British Prime Minister Theresa May praised the agreement, saying it addressed many issues the UK had previously raised, and would "ensure that people aren't making these dangerous journeys ... in the hands of people smugglers."

French President Emmanuel Macron said that despite suggestions a deal would be "impossible," member states had succeeded in reaching a "European solution."

The leaders will meet again later Friday for the second day of the summit, without May present. They will discuss Brexit and reform of the eurozone.

Migration deadlock

Earlier, in an impassioned speech ahead of the summit, German Chancellor Angela Merkel said migration could be a "make or break" issue for the European Union.

"We cannot leave those countries where asylum seekers arrive to deal with (the problem) alone," she said.

Merkel is facing considerable pressure at home to reduce the number of asylum seekers Germany accepts and agree to other restrictions on immigration, or risk a collapse of her ruling coalition.

She became the accidental architect of European migration policy in 2015 when she decided to allow hundreds of thousands of asylum seekers who had crossed the Balkans on foot into Germany.

Italy's new government has closed ports to ships rescuing migrants daring the dangerous Mediterranean Sea crossing from north Africa, and taken a hardline approach on negotiations.

In an interview with CNN this week, Italian interior minister Matteo Salvini said "we need to revisit" the Dublin Regulation, which requires asylum seekers to be registered in the first European country they enter -- regardless of whether they entered legally or otherwise.

The Dublin rules have put a huge amount of pressure on southern and eastern European nations, where the vast majority of refugees fleeing war and unrest in the Middle East and North Africa first enter the Union, and meant richer countries in northern and western Europe have borne less of the burden.

In an invitation letter sent to EU leaders ahead of the summit, Tusk said a failure to ensure full control of Europe's external borders risked strengthening the hand of newly emerging populist political movements.

"More and more people are starting to believe that only strong-handed authority, anti-European and anti-liberal in spirit, with a tendency towards overt authoritarianism, is capable of stopping the wave of illegal migration," he said.

"If people believe them, that only they can offer an effective solution to the migration crisis, they will also believe anything else they say. The stakes are very high. And time is short."

Desperate situation

Despite a significant drop in the number of people seeking refuge in Europe, thousands of desperate migrants continue to make their way to European shores. Many make the perilous journey on dangerously overcrowded boats.

As of June 6, some 33,400 migrants and refugees had reached Europe by sea, the International Organization for Migration (IOM) said, most of them arriving through Greece, Italy and Spain. The estimated number of deaths stood at 785.
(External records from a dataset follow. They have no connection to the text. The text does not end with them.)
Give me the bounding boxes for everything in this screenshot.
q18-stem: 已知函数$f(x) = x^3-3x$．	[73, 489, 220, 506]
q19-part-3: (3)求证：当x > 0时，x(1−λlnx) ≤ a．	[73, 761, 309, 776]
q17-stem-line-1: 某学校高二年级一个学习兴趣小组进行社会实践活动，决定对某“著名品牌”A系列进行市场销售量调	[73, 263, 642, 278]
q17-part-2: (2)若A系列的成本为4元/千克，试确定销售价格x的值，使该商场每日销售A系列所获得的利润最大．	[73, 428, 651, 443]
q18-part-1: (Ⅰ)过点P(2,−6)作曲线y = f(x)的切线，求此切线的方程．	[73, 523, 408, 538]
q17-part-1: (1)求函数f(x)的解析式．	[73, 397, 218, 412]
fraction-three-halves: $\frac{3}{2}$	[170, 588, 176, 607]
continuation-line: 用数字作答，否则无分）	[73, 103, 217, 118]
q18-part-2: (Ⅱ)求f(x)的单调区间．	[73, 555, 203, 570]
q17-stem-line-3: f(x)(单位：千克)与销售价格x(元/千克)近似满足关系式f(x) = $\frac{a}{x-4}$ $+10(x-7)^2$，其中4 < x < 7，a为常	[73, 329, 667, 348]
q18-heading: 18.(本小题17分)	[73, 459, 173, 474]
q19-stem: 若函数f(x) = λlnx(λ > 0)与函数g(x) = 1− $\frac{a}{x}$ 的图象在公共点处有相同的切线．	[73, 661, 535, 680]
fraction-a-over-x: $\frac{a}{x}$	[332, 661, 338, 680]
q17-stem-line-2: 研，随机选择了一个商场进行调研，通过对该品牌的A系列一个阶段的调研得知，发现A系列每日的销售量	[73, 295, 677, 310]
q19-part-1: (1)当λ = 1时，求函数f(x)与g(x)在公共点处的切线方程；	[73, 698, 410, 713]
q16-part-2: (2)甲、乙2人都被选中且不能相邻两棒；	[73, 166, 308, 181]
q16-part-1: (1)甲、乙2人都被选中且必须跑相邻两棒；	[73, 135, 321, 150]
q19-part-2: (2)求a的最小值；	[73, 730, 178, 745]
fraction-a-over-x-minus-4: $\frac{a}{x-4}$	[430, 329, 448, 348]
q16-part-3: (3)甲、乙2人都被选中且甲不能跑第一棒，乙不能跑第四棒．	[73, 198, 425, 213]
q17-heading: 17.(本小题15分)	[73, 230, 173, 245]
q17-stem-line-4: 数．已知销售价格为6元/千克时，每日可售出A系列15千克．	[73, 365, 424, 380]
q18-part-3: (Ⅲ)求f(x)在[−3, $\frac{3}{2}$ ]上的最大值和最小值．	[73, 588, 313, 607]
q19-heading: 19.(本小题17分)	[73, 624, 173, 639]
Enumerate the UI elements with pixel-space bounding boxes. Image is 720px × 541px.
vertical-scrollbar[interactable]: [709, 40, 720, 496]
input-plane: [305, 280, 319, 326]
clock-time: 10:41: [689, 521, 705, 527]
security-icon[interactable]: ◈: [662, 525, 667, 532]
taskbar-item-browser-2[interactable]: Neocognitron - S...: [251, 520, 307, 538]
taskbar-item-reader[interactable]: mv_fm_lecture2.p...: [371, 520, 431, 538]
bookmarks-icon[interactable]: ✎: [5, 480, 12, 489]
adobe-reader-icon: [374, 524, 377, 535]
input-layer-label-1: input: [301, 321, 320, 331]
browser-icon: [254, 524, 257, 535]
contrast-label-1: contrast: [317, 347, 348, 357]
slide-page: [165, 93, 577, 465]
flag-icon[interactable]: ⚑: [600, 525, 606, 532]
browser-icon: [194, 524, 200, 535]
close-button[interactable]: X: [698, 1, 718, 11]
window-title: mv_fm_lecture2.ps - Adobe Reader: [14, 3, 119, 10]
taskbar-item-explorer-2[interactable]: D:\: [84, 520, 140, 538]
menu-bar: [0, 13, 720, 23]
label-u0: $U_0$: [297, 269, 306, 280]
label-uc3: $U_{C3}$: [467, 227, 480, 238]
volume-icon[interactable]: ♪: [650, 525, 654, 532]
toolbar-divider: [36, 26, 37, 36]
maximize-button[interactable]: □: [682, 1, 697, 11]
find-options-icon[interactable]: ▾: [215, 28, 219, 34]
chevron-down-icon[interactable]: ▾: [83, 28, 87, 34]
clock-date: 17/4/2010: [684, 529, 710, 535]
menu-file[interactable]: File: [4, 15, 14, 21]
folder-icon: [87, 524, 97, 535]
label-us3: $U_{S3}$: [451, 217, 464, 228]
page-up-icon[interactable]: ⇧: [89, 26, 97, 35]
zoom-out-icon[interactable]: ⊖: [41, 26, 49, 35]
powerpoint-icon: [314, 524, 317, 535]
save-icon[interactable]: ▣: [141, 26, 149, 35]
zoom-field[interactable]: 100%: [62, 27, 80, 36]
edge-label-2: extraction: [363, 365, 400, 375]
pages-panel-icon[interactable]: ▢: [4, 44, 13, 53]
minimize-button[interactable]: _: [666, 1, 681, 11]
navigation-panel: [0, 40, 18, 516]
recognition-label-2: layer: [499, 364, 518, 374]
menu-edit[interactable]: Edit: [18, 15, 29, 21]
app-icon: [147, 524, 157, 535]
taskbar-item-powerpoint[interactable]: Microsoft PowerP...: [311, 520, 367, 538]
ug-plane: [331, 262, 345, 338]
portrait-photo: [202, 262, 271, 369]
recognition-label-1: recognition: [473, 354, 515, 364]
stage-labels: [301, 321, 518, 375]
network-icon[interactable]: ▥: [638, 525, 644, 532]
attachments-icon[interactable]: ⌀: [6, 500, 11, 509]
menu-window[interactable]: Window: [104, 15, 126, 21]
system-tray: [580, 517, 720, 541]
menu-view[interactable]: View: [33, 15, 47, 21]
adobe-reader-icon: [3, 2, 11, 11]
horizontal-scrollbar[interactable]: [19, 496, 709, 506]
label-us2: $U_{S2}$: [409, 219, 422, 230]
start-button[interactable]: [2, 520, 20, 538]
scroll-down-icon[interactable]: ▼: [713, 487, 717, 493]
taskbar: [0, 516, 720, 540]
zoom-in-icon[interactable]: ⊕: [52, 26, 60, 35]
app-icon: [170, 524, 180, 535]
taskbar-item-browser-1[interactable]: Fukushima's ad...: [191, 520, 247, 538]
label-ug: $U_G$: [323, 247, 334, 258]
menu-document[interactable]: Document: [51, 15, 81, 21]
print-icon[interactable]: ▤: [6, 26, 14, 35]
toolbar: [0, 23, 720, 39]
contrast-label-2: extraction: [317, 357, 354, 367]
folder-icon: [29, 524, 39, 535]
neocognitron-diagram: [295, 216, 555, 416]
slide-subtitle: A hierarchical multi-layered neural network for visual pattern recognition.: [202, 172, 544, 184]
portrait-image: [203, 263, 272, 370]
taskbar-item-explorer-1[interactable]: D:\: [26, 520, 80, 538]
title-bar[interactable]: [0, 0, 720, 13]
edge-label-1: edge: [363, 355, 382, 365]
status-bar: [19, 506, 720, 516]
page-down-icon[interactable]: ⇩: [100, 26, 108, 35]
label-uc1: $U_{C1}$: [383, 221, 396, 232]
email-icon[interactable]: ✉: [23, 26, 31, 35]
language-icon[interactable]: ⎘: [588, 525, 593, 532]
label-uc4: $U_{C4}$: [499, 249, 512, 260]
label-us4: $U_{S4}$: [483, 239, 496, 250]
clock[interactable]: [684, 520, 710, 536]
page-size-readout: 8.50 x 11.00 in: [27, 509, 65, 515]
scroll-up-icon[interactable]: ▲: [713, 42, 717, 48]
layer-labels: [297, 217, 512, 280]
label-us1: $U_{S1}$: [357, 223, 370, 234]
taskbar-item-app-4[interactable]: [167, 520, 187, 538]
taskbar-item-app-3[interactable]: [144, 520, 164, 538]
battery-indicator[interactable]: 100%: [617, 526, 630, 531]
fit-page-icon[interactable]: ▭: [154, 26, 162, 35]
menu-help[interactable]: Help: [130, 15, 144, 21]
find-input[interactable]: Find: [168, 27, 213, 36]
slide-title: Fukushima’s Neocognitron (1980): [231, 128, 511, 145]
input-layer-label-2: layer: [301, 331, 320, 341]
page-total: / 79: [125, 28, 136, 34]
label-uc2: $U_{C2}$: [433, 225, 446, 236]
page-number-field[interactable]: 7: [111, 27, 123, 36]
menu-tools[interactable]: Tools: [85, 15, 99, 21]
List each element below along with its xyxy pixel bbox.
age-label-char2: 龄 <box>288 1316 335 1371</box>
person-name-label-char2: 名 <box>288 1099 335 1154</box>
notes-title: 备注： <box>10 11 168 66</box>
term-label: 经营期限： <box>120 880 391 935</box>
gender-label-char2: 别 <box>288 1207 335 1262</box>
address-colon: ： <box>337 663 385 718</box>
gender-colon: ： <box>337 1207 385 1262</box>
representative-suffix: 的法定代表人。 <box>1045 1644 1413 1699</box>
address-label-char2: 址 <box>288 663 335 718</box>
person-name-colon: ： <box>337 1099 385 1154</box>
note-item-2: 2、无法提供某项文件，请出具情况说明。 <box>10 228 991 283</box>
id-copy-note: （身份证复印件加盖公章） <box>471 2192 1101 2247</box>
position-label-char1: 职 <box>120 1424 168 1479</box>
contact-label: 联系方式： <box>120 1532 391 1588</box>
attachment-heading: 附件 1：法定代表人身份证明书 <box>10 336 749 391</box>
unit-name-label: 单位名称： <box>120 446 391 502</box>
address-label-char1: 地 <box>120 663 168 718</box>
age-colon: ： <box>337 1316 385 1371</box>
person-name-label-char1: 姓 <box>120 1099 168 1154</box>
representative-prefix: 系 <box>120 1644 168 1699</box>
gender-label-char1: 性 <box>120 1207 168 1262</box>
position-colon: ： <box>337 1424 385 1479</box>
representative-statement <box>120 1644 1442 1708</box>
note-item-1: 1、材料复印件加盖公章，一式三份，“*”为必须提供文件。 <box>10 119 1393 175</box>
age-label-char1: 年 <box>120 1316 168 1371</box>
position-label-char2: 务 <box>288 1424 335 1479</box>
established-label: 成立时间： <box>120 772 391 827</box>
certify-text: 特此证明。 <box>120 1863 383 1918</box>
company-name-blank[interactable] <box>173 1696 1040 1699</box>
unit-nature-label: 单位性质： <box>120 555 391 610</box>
This week, a search and rescue ship was stranded in the Mediterranean for five days with 233 migrants on board before it was finally permitted to dock in Malta.

European governments had wrangled over the responsibility for migrants arriving on the continent's southern shores as conditions on the ship began to deteriorate.

Salvini, the Italian minister, had accused it of sailing under a "fake flag," and Malta has impounded the ship while an investigation is carried out into whether it breached international law.

According to the International Maritime Organization, the Lifeline sails under a Dutch flag, supporting the ship's assertion that it is correctly registered in the Netherlands.

Growing concern over migration comes at a time when Europe is already dealing with a lingering debt crisis, a rise in European populism, an escalating trade war with the United States, questions over Washington's commitment to NATO and faltering negotiations for Brexit.

If Italy blocked a joint statement on these other important issues, the entire EU summit would be rendered ineffective.